In response to a permanent injunction filed by the U.S. Department of Justice on behalf of the U.S. Food and Drug Administration, a Wisconsin livestock company and its owner have entered into a consent decree of permanent injunction over alleged illegal drug residues in cows meant for human consumption.

According to the complaint filed, Dan Nolan Livestock LLC and its owner, Daniel W. Nolan of Bonduel, Wisc., did not maintain adequate animal treatment records concerning the drug treatment of food animals.

In a release on Tuesday, the FDA said its inspectors also found that the company and Nolan used “new animal drugs illegally, and did not adequately distinguish between medicated and non-medicated animals for sale for use as human food.”

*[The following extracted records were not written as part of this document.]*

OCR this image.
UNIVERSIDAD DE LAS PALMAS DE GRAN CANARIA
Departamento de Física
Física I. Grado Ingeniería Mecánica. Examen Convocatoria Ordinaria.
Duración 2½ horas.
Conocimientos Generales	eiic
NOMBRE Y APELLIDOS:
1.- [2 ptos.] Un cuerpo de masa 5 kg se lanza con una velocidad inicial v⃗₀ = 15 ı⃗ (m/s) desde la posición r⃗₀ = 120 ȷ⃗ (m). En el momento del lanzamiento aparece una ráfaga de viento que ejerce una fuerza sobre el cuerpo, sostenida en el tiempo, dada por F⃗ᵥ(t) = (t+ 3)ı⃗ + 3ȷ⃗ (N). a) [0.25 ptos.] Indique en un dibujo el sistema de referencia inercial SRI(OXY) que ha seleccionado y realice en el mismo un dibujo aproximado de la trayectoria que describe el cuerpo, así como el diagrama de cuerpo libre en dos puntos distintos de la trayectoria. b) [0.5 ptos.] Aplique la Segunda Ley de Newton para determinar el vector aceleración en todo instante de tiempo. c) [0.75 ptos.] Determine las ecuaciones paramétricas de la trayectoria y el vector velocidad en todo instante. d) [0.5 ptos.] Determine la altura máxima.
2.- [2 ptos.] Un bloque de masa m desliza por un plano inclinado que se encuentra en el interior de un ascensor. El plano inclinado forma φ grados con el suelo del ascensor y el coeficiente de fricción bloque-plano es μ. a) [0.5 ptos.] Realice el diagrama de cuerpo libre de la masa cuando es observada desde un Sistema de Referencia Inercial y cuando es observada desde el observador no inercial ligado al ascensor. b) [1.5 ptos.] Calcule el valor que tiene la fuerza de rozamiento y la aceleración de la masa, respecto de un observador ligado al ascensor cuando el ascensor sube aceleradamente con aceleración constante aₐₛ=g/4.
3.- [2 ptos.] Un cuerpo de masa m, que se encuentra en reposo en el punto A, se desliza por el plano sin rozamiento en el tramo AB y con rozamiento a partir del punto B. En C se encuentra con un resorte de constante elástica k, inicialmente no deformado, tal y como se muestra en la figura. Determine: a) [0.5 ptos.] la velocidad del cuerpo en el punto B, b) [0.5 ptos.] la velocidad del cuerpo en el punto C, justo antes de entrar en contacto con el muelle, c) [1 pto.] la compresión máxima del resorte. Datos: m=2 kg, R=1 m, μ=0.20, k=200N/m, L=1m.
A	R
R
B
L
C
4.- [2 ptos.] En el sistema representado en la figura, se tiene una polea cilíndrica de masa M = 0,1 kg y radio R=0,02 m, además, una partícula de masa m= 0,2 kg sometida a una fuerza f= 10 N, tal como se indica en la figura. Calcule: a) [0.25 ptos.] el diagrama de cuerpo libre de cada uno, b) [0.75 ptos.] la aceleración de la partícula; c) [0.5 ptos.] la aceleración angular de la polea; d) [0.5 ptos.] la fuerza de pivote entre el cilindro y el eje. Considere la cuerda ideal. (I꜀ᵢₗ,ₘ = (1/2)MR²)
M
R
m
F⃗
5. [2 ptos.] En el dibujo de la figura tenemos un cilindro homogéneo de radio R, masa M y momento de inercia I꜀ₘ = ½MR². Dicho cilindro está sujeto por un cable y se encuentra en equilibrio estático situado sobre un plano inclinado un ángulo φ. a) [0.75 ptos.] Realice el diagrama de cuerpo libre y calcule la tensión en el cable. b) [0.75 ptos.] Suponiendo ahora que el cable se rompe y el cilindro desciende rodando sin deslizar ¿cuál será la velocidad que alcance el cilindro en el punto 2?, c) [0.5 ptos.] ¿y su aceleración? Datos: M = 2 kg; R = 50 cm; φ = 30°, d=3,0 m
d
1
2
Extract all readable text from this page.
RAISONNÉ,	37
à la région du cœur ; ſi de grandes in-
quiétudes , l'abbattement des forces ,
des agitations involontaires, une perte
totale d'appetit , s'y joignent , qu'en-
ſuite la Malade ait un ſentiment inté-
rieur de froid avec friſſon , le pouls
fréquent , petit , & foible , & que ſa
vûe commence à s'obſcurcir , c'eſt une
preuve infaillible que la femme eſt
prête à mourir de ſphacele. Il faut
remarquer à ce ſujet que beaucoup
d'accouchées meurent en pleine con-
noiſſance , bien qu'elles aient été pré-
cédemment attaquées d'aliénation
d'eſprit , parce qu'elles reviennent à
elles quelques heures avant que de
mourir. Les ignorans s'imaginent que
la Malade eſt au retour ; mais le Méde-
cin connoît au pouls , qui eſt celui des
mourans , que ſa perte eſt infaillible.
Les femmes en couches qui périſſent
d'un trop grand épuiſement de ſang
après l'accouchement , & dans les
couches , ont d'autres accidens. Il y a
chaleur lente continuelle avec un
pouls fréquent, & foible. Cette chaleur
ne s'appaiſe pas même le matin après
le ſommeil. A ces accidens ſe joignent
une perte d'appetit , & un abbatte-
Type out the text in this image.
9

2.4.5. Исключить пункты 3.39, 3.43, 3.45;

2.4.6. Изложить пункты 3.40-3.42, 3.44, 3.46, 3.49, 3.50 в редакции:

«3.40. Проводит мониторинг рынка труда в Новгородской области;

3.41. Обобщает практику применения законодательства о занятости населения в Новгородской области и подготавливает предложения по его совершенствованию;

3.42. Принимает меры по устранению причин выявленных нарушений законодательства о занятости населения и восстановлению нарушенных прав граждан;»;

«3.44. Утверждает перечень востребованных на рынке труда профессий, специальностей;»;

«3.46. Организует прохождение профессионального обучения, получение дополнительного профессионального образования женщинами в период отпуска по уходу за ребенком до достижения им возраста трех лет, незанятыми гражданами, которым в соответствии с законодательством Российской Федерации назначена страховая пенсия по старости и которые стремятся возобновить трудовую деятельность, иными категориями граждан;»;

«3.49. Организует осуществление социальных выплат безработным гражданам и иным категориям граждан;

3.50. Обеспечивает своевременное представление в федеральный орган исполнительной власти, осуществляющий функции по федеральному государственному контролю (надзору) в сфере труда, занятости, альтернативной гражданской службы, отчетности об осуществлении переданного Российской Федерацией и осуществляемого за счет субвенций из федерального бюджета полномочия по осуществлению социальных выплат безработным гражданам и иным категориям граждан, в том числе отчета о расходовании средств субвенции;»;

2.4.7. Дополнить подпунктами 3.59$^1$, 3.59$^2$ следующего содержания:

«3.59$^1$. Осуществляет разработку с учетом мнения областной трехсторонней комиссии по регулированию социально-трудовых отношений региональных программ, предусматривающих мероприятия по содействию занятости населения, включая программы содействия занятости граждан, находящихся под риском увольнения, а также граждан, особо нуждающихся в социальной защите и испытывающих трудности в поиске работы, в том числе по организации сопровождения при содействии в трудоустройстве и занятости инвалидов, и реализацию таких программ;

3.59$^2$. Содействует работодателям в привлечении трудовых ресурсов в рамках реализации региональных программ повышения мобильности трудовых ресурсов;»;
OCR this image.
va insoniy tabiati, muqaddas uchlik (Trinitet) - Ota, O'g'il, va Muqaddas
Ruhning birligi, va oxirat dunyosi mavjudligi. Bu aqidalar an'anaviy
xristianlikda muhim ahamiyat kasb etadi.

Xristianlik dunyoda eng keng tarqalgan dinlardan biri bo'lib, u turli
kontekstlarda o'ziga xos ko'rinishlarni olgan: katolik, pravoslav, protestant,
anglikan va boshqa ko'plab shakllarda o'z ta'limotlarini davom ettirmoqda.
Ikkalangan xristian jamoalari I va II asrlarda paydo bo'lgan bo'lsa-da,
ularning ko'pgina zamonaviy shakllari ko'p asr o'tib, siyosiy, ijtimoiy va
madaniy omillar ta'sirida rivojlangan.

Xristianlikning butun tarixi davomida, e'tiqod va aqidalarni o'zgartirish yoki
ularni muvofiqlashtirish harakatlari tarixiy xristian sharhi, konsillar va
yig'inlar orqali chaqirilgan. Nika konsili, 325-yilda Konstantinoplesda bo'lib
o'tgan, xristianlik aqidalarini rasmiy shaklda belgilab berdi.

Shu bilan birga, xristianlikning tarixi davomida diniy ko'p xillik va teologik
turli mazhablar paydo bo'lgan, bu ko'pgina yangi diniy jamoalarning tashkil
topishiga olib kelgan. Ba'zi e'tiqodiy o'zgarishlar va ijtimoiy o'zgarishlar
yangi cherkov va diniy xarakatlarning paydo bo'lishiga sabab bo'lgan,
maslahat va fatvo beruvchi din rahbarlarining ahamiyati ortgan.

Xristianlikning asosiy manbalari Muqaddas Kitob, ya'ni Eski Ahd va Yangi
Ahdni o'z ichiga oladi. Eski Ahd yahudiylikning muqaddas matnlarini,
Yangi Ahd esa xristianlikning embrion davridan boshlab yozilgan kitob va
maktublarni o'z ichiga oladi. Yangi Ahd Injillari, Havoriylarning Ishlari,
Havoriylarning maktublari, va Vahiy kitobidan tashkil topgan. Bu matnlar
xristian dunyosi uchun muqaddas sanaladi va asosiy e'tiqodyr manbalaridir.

U.S. District Judge William C. Griesbach of the U.S. District Court for the Eastern District of Wisconsin signed the consent decree on July 9, 2012.

“The FDA took the action because it is concerned about the sale of animals for human food that may contain levels of animal drugs and could have the potential for adverse effects on human health,” the agency said in a statement.

“Among other requirements, the company and Nolan must implement a system that identifies the source of each animal and whether the animal was medicated. The firm also must implement a drug inventory and accountability system and provide purchasers, receivers, and consignees with written statements describing how the animal was medicated, or stating that the animal was not medicated.”

“If the FDA finds that the defendants are not in compliance with the decree, the agency may require defendants to cease selling and delivering any food animals. Failure to obey the terms of the consent decree could also result in civil or criminal penalties.”

The FDA had inspected Dan Nolan Livestock LLC previously after the U.S. Department of Agriculture found violative tissue residues in the defendants’ animals.

“Such illegal drug residues create potential public health hazards. FDA’s inspections showed that the firm had treated animals in an ‘extra label’ manner without a valid veterinarian-client-patient relationship and lacked adequate animal husbandry practices.”

FDA found that Dan Nolan Livestock had dispensed drugs (gentamicin, tulathromycin and tilmicosin) to animals without a valid prescription from a licensed veterinarian or as prescribed on the label.